I'm at the house listening to vengaboys alone. Please come home.
Apparently I'm the guy that didn't get the memo that Afliction and wifebeaters were the proper attire for tonight... so I'll just sit here alone in my sweatervest and be judged.
Wow. Thanks for becoming another fan of something on Facebook. You make me want to gouge my eyes out.
I faked it too. I just spit on your bed.
Boys can't fool me. I know "want to come up and meet my dogs?" is just a nondirect way of saying "come up and meet my penis".
And just when I was about to fall asleep, he hit me in the face, and claimed he's a "violent sleeper".
What do I have to do to get you laid?

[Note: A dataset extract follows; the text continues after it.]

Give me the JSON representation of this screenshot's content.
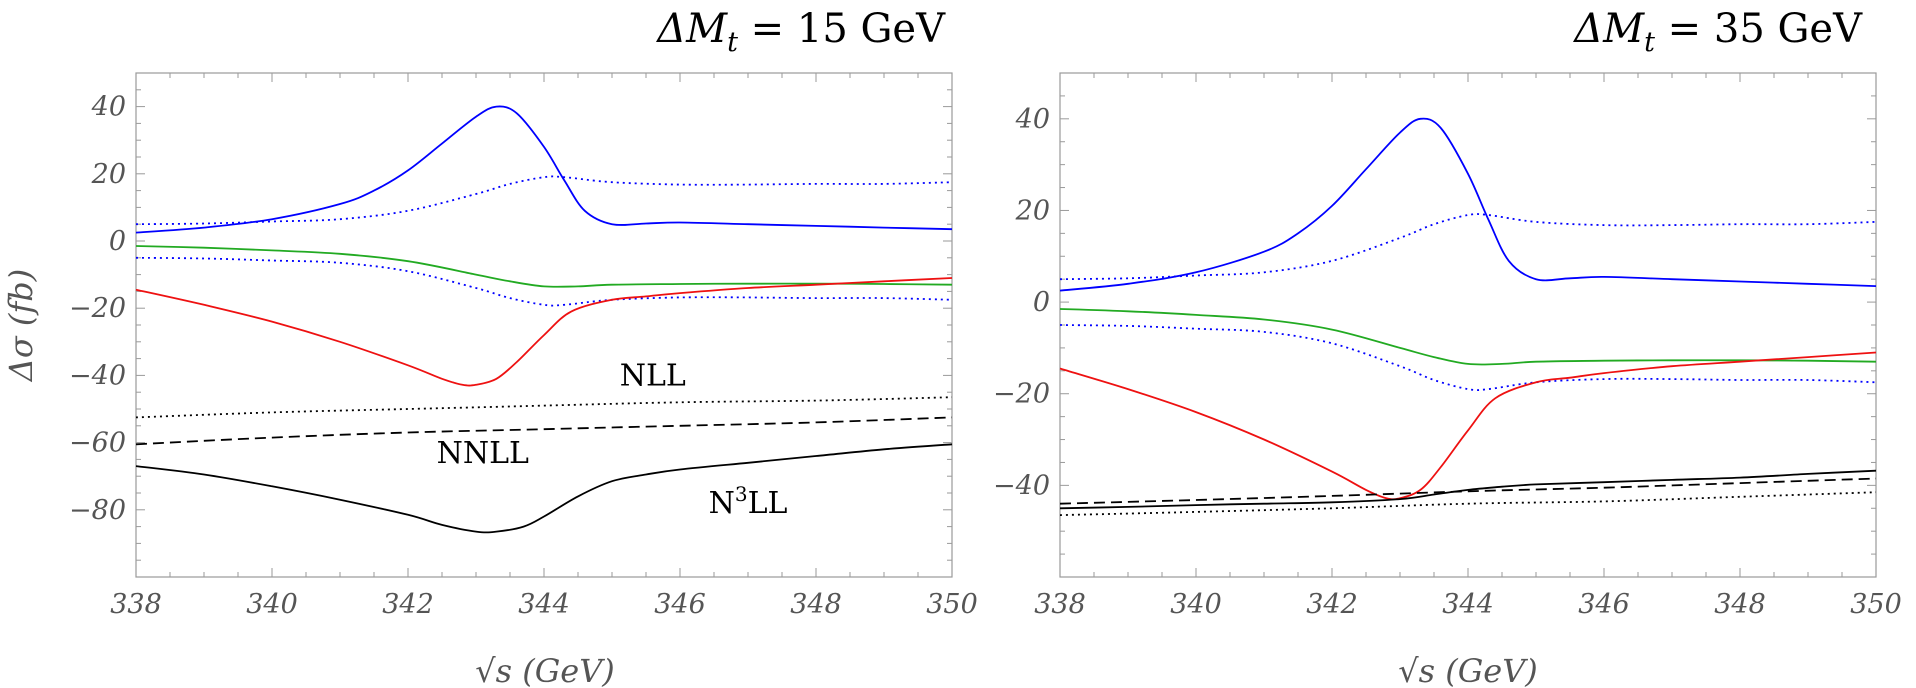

I talked to that girl with the ugly dog for 45 minutes trying to get you in, and all you said was "Steven Spielberg is my favorite director."
Remember that pineapple I soaked in vodka last month? Just found it- nothing is growing on it? Think it's safe?
nah i think i'm gonna take my landlord's kids trick-or-treating instead. apparently the houses around here hand out wine to the adults and candy to the kids.
Just left the frat house in last nights clothes minus my earings, shoes, underware, tequilla cap, and my dignity. If you see me on your way home just hit me
Maybe if more guys knew my pillowtalk occasionally includes me scribbling notebook diagrams of cell signalling pathways, I'd get laid more often
you closed your eyes and pointed to a cupboard..there was vodka on the top shelf. your sixth sense is amazing. plus, we convinced the foreign kid you're a booze whisperer
that's where you went wrong. never assume I'm adult enough to do something on my own.
We banged in my car doggy style with my head out the window. The sky was marvelous and I saw a shooting star. Its destiny; we're meant to fuck forever.
This is the nicest bathroom I've ever been drunk in. The urinal is gold.